Откровенно обескураженный прихотливым переходом от гроба к завтраку, Поплева позволил себя увлечь, а Золотинка, оставленная без присмотра, метнулась к застывшей в тупом изумлении вдове и с непосредственностью впечатлительного человека схватила ее за руки.

— Простите нас! — быстро сказала девушка. — Простите!

Вмешательство Золотинки заставило волшебника остановиться:

— Ваша дочь, товарищ?

Отринутая вдовой, Золотинка споткнулась о гроб.

— Подойди сюда, детка, — воскликнул Миха Лунь. Небрежным мановением руки он переменил действо и сделал событием Золотинку. Покойник и все вокруг него поблекло перед живыми глазами девушки, перед смятением золотых волос и лиловым платьем.

— Прелюбопытнейшая… да, занятно, — откинув голову, отчего он казался еще выше и величественнее, бормотал волшебник.

— А знаете что, товарищ! — встрепенулся он вдруг и громыхнул с божественным бесстыдством: — Зачем вам эта девица? Простите за откровенность… А? Чисто по-свойски… — глаза его прикрылись, разошлись толстые, любострастные губы. Он поплыл. Ладья воображения качалась без руля и ветрил… Потом встряхнул голову, отгоняя наваждение, и обратился к Поплеве с игривой живостью: — А что, милейший, отдайте эту юницу мне!

Поплева, и оскорбленный, и потерянный, молчал. Объявшая его немота была сродни ужасу.

И прозвучал звонкий голос Золотинки:

— Простите, сударь! — сказала она с налета. — Я слышала, что у воспитанных людей не принято называть друг друга «милейший». Моего отца зовут Поплева — честное имя! Вы можете называть его товарищ, можете сударь — как угодно.

Если бы Золотинка заговорила на тарабарском языке, ошарашенная ее дерзким негодованием толпа поняла бы, наверное, не больше. Но волшебник, имевший, видимо, известное представление о тарабарских языках, понял. А остальное домыслил.

— Ого! — произнес он и выпятил губы, как неробкий человек, получивший нежданно-негаданно позабавивший его отпор.

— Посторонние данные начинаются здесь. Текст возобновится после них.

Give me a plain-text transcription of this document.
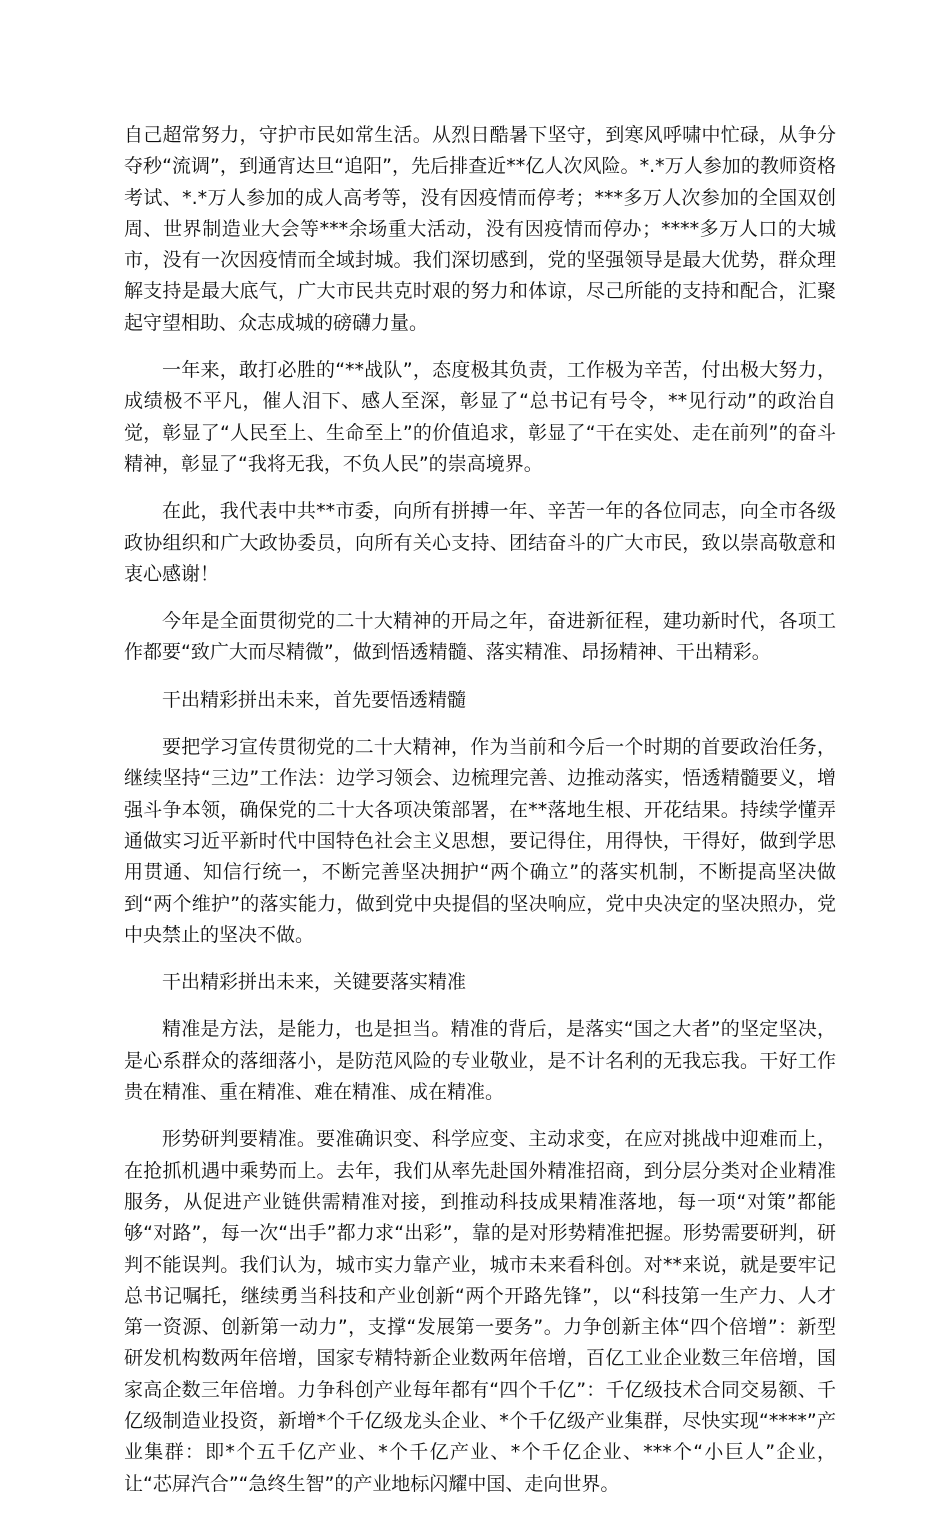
自己超常努力，守护市民如常生活。从烈日酷暑下坚守，到寒风呼啸中忙碌，从争分夺秒“流调”，到通宵达旦“追阳”，先后排查近**亿人次风险。*.*万人参加的教师资格考试、*.*万人参加的成人高考等，没有因疫情而停考；***多万人次参加的全国双创周、世界制造业大会等***余场重大活动，没有因疫情而停办；****多万人口的大城市，没有一次因疫情而全域封城。我们深切感到，党的坚强领导是最大优势，群众理解支持是最大底气，广大市民共克时艰的努力和体谅，尽己所能的支持和配合，汇聚起守望相助、众志成城的磅礴力量。

一年来，敢打必胜的“**战队”，态度极其负责，工作极为辛苦，付出极大努力，成绩极不平凡，催人泪下、感人至深，彰显了“总书记有号令，**见行动”的政治自觉，彰显了“人民至上、生命至上”的价值追求，彰显了“干在实处、走在前列”的奋斗精神，彰显了“我将无我，不负人民”的崇高境界。

在此，我代表中共**市委，向所有拼搏一年、辛苦一年的各位同志，向全市各级政协组织和广大政协委员，向所有关心支持、团结奋斗的广大市民，致以崇高敬意和衷心感谢！

今年是全面贯彻党的二十大精神的开局之年，奋进新征程，建功新时代，各项工作都要“致广大而尽精微”，做到悟透精髓、落实精准、昂扬精神、干出精彩。

干出精彩拼出未来，首先要悟透精髓

要把学习宣传贯彻党的二十大精神，作为当前和今后一个时期的首要政治任务，继续坚持“三边”工作法：边学习领会、边梳理完善、边推动落实，悟透精髓要义，增强斗争本领，确保党的二十大各项决策部署，在**落地生根、开花结果。持续学懂弄通做实习近平新时代中国特色社会主义思想，要记得住，用得快，干得好，做到学思用贯通、知信行统一，不断完善坚决拥护“两个确立”的落实机制，不断提高坚决做到“两个维护”的落实能力，做到党中央提倡的坚决响应，党中央决定的坚决照办，党中央禁止的坚决不做。

干出精彩拼出未来，关键要落实精准

精准是方法，是能力，也是担当。精准的背后，是落实“国之大者”的坚定坚决，是心系群众的落细落小，是防范风险的专业敬业，是不计名利的无我忘我。干好工作贵在精准、重在精准、难在精准、成在精准。

形势研判要精准。要准确识变、科学应变、主动求变，在应对挑战中迎难而上，在抢抓机遇中乘势而上。去年，我们从率先赴国外精准招商，到分层分类对企业精准服务，从促进产业链供需精准对接，到推动科技成果精准落地，每一项“对策”都能够“对路”，每一次“出手”都力求“出彩”，靠的是对形势精准把握。形势需要研判，研判不能误判。我们认为，城市实力靠产业，城市未来看科创。对**来说，就是要牢记总书记嘱托，继续勇当科技和产业创新“两个开路先锋”，以“科技第一生产力、人才第一资源、创新第一动力”，支撑“发展第一要务”。力争创新主体“四个倍增”：新型研发机构数两年倍增，国家专精特新企业数两年倍增，百亿工业企业数三年倍增，国家高企数三年倍增。力争科创产业每年都有“四个千亿”：千亿级技术合同交易额、千亿级制造业投资，新增*个千亿级龙头企业、*个千亿级产业集群，尽快实现“****”产业集群：即*个五千亿产业、*个千亿产业、*个千亿企业、***个“小巨人”企业，让“芯屏汽合”“急终生智”的产业地标闪耀中国、走向世界。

Улыбаясь тоненькими, словно нарисованными иглой морщинками, явился старообразный молодой человек. С величайшими предосторожностями, будто имел дело с драгоценным, но слегка надтреснутым сосудом, он принял Золотинку под локоток, увлекая ее к дому. Она не сопротивлялась. Впереди следовала другая пара — Поплева и Миха: они мило разговаривали, оглядываясь на молодежь. Рука старообразного молодого человека подрагивала, походка у него была дерганая.

Когда закрылась входная дверь, Золотинка в полумраке остановилась. Скоро на уровне поднятой свечи затеплился желтый свет, озаривший пальцы и обнаженное предплечье волшебника под опавшим рукавом. Сам собой светился самоцвет перстня.

— Сие есть не волшебство, — назидательно заметил Миха Лунь, — а предмет волшебству. Как солнце есть предмет свету.

— Да, солнце! — повторила Золотинка и зачем-то хихикнула. Хотелось смеяться.

Перед поворотом налево она ступила в мягко стекающие пряди волокнистого тумана, который призрачно светился. Лиловый подол платья всколыхнулся сумеречными переливами. Дальше больше — сползая по ступеням, распадающийся туман лизал ноги. Верхняя площадка лестницы, представлявшая собой закуток с грязноватыми стенами и кадкой в углу, залита была сплошь. Золотинка ахнула.